One of Maryland's leading citizens called me with a suggestion that the state could raise transportation revenue by slapping a toll on Interstate 83 just south of the state line to soak all those pesky Pennsylvanians who use our roads and don't even buy gas here.

I had to explain that the federal government won't allow a state to convert an existing toll-free interstate to a toll road just to tap into the wallets of its neighbors. Maybe if lanes were being added, but not to avoid raising tolls at other facilities. And because the feds put up most of the dough to build the Interstate Highway System, they get to call the shots.

From a federal point of view, they're right. The last thing the national economy needs is each individual state putting up barriers to interstate commerce. That's why we wrote the Constitution.

Another commonly heard suggestion is that we should scrap tolls entirely. After all, weren't they supposed to go away once the project was paid off?

Sorry, look at the devil's fine print. Projects are never really paid off. After construction bills are paid off, the facilities have to be maintained. In Maryland, those costs are enormous and growing. Our toll system is like a health care plan in which almost all the members are high-risk babies and geriatric cases. Only the Fort McHenry Tunnel could be called middle-aged, and its users pay more than their share of premiums.

So why can't we pull the toll facility in our own backyard out of the system so it doesn't have to pay the bills on the ICC? That's the solution some are suggesting for the Bay Bridge.

Sorry. Remember that pact with Beelzebub? It specifies that the Bay Bridge and all of those other facilities are backing existing bonds. And that's your signature on it, Mr. and Mrs. Maryland.

Some readers think the toll increase is a plot by Gov. Martin O'Malley to get money into the Transportation Trust Fund that he can siphon into the general fund. In fact, O'Malley has invited that belief because he has raided that fund to balance the budget.

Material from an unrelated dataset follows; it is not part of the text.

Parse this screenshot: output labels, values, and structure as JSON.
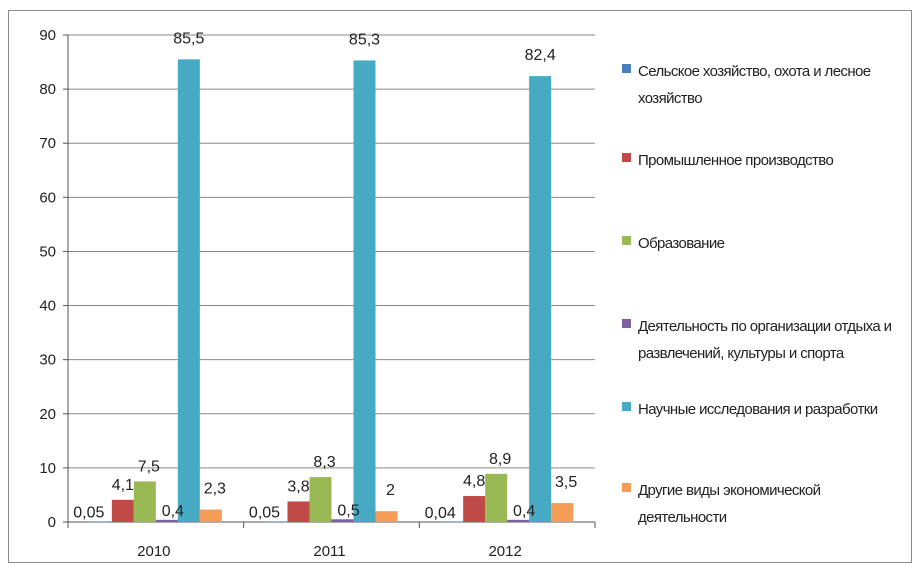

But toll money doesn't go into that pot. And taxes don't fund the Maryland Toll Authority. So far, it's remained beyond the reach of desperate governors.

Some readers ask: Couldn't we just get rid of tolls and finance transportation with taxes?

Well, maybe — if we paid the toll authority's bondholders enough that they let us out of our obligations. But that, plus the cost of maintaining those aging facilities, would presumably have to come out of the already beleaguered trust fund. How much more are you willing to pay per gallon in gas taxes? Fifty cents? A buck?

Unless taxes suddenly become more popular, it appears we're stuck with tolls. That's not so bad. Tolls have their place in getting big projects done.

But there is one lesson we can take away from this round of increases:

If any politician comes along proposing a shiny new highway project and promising not to raise taxes, that means higher tolls for us down the line. Count on it.